Namun, Ayahku, hari ini, masih hidup, alhamdulillah…Syukur padaMu Allah…
Sejak itu aku mulai ‘membaca’ Ayahku. Beliau bukan orang yang suka bercerita—Mungkin inilah perbedaannya dengan Apa. Perbedaan lain adalah, Ayah tidak mendidik dan menyemangatiku dengan kepolosannya. Ayah, mnyemangatiku dengan ‘dirinya’. Ayahku menjalani pendidikannya, membentuk suatu pola hidup dalam dirinya, yang ia inginkan menerap pada putra-putrinya—padaku. Dan pola itu aku baca pada buku-bukunya, pada tulisan-tulisan dan komentarnya, pada ketegasannya, pada apapun dalam dirinya, meski tidak pada lisannya.
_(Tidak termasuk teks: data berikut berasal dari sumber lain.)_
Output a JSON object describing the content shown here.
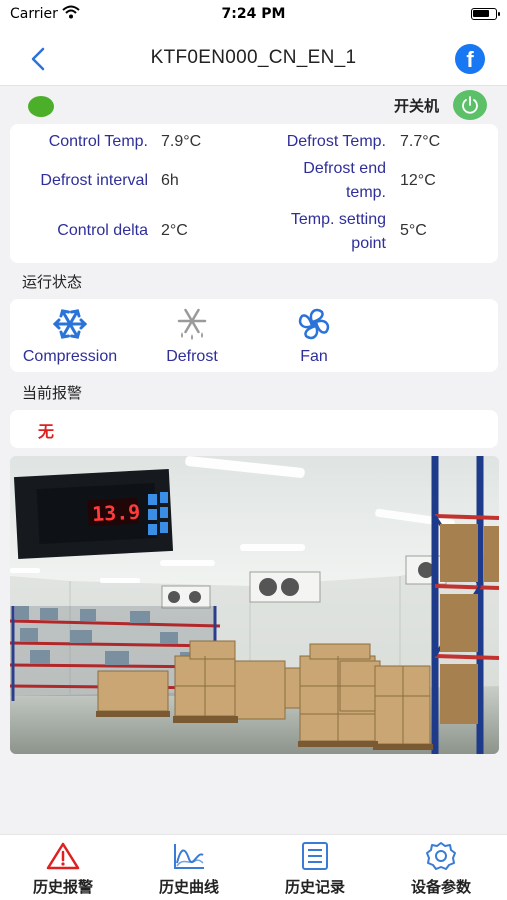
{
  "status_bar": {
    "carrier": "Carrier",
    "time": "7:24 PM"
  },
  "nav": {
    "title": "KTF0EN000_CN_EN_1",
    "facebook_glyph": "f"
  },
  "power": {
    "label": "开关机",
    "indicator_color": "#4caf2a",
    "button_color": "#5cc068"
  },
  "params": {
    "control_temp": {
      "label": "Control Temp.",
      "value": "7.9°C"
    },
    "defrost_temp": {
      "label": "Defrost Temp.",
      "value": "7.7°C"
    },
    "defrost_interval": {
      "label": "Defrost interval",
      "value": "6h"
    },
    "defrost_end_temp": {
      "label_line1": "Defrost end",
      "label_line2": "temp.",
      "value": "12°C"
    },
    "control_delta": {
      "label": "Control delta",
      "value": "2°C"
    },
    "temp_setting_point": {
      "label_line1": "Temp. setting",
      "label_line2": "point",
      "value": "5°C"
    }
  },
  "run_state": {
    "title": "运行状态",
    "items": [
      {
        "label": "Compression",
        "icon": "snowflake-icon"
      },
      {
        "label": "Defrost",
        "icon": "defrost-icon"
      },
      {
        "label": "Fan",
        "icon": "fan-icon"
      }
    ]
  },
  "alarm": {
    "title": "当前报警",
    "value": "无"
  },
  "photo": {
    "display_reading": "13.9"
  },
  "tabs": [
    {
      "label": "历史报警",
      "icon": "warning-icon"
    },
    {
      "label": "历史曲线",
      "icon": "chart-icon"
    },
    {
      "label": "历史记录",
      "icon": "list-icon"
    },
    {
      "label": "设备参数",
      "icon": "settings-icon"
    }
  ],
  "colors": {
    "accent": "#2f2f9a",
    "icon_blue": "#2a73d8",
    "alarm_red": "#e02020",
    "tab_icon": "#3a7bd5"
  }
}
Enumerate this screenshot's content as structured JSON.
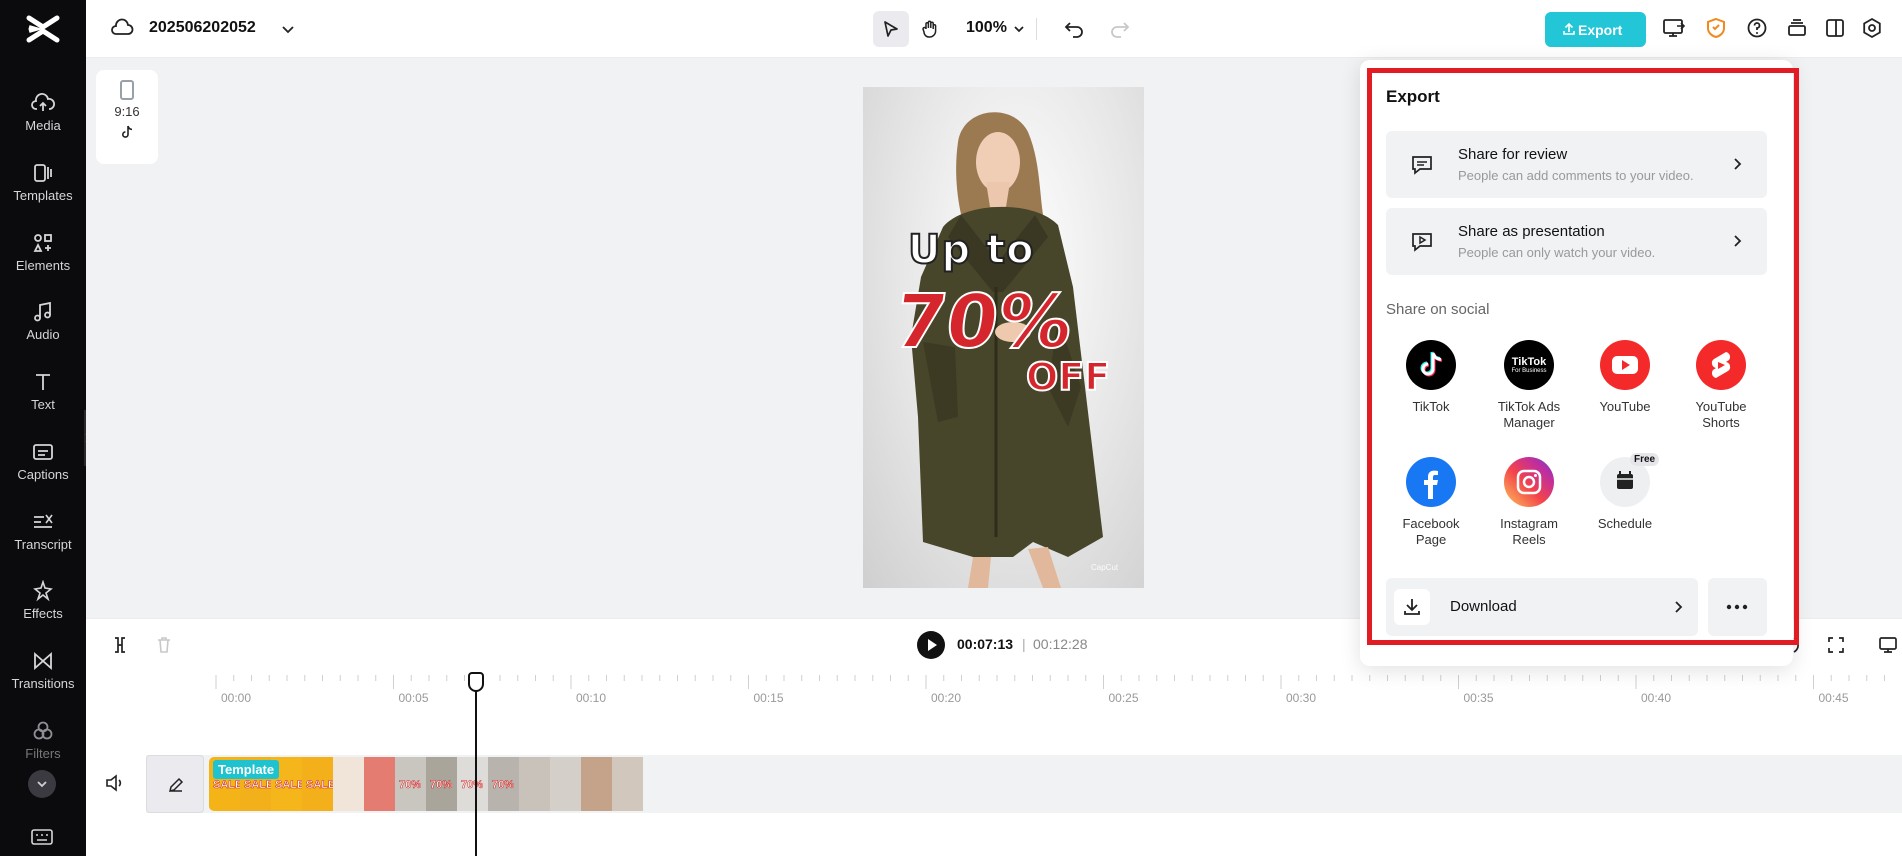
{
  "header": {
    "project_title": "202506202052",
    "zoom": "100%",
    "export_label": "Export"
  },
  "sidebar": {
    "items": [
      {
        "label": "Media",
        "icon": "cloud-upload-icon"
      },
      {
        "label": "Templates",
        "icon": "templates-icon"
      },
      {
        "label": "Elements",
        "icon": "elements-icon"
      },
      {
        "label": "Audio",
        "icon": "music-note-icon"
      },
      {
        "label": "Text",
        "icon": "text-icon"
      },
      {
        "label": "Captions",
        "icon": "captions-icon"
      },
      {
        "label": "Transcript",
        "icon": "transcript-icon"
      },
      {
        "label": "Effects",
        "icon": "effects-icon"
      },
      {
        "label": "Transitions",
        "icon": "transitions-icon"
      },
      {
        "label": "Filters",
        "icon": "filters-icon"
      }
    ]
  },
  "canvas": {
    "ratio": "9:16",
    "preview": {
      "line1": "Up to",
      "line2": "70%",
      "line3": "OFF",
      "watermark": "CapCut"
    }
  },
  "timeline": {
    "current_time": "00:07:13",
    "separator": "|",
    "total_time": "00:12:28",
    "ticks": [
      "00:00",
      "00:05",
      "00:10",
      "00:15",
      "00:20",
      "00:25",
      "00:30",
      "00:35",
      "00:40",
      "00:45"
    ],
    "template_badge": "Template",
    "thumbs": [
      {
        "text": "SALE",
        "color": "#f4b418"
      },
      {
        "text": "SALE",
        "color": "#f2b11a"
      },
      {
        "text": "SALE",
        "color": "#f5b61c"
      },
      {
        "text": "SALE",
        "color": "#f3b01b"
      },
      {
        "text": "",
        "color": "#f1e4d8"
      },
      {
        "text": "",
        "color": "#e57c72"
      },
      {
        "text": "70%",
        "color": "#c9c6bf"
      },
      {
        "text": "70%",
        "color": "#a9a59a"
      },
      {
        "text": "70%",
        "color": "#dedcd8"
      },
      {
        "text": "70%",
        "color": "#b8b4ad"
      },
      {
        "text": "",
        "color": "#c8c2ba"
      },
      {
        "text": "",
        "color": "#d4cfc8"
      },
      {
        "text": "",
        "color": "#c5a28a"
      },
      {
        "text": "",
        "color": "#d2c7bd"
      }
    ]
  },
  "export_panel": {
    "title": "Export",
    "share_review": {
      "title": "Share for review",
      "subtitle": "People can add comments to your video."
    },
    "share_presentation": {
      "title": "Share as presentation",
      "subtitle": "People can only watch your video."
    },
    "social_heading": "Share on social",
    "socials": [
      {
        "name": "TikTok",
        "icon": "tiktok-icon"
      },
      {
        "name": "TikTok Ads Manager",
        "icon": "tiktok-business-icon",
        "logo_text": "TikTok",
        "logo_sub": "For Business"
      },
      {
        "name": "YouTube",
        "icon": "youtube-icon"
      },
      {
        "name": "YouTube Shorts",
        "icon": "youtube-shorts-icon"
      },
      {
        "name": "Facebook Page",
        "icon": "facebook-icon"
      },
      {
        "name": "Instagram Reels",
        "icon": "instagram-icon"
      },
      {
        "name": "Schedule",
        "icon": "calendar-icon",
        "badge": "Free"
      }
    ],
    "download_label": "Download"
  },
  "colors": {
    "accent": "#22c6d6",
    "highlight": "#e21c23",
    "sidebar_bg": "#0b0b0d"
  }
}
Beliau tak mutlak inginkan aku tenggelam dalam ‘dunia farmasi’ yang beliau tahu betul, itu akan menyita seluruh waktuku. Beliau hanya ingin aku ‘hidup’. Terang hati, luas pikir, dan benar hidup—seperti yang Apa pesankan padanya.
Maka aku tak lagi mengejar A untuk ayahku. Aku, mengejar ‘hidup’. Aku, mengejar Jiwa Setinggi Nilai Ilahi, Seluas Kemanusiaan, dan Menjadi Diri Sendiri—pesan Ayahku.
Beliau mengantarkanku untuk memahami cakrawala kemanusiaan dan pentingnya menggali “ibrah” dan “hikmah” dari kehidupan.
Satu hal yang ku syukuri, kerinduanku untuk mengenal Apa—kakekku, sedikit demi sedikit terpenuhi. Terimakasih, Ayah.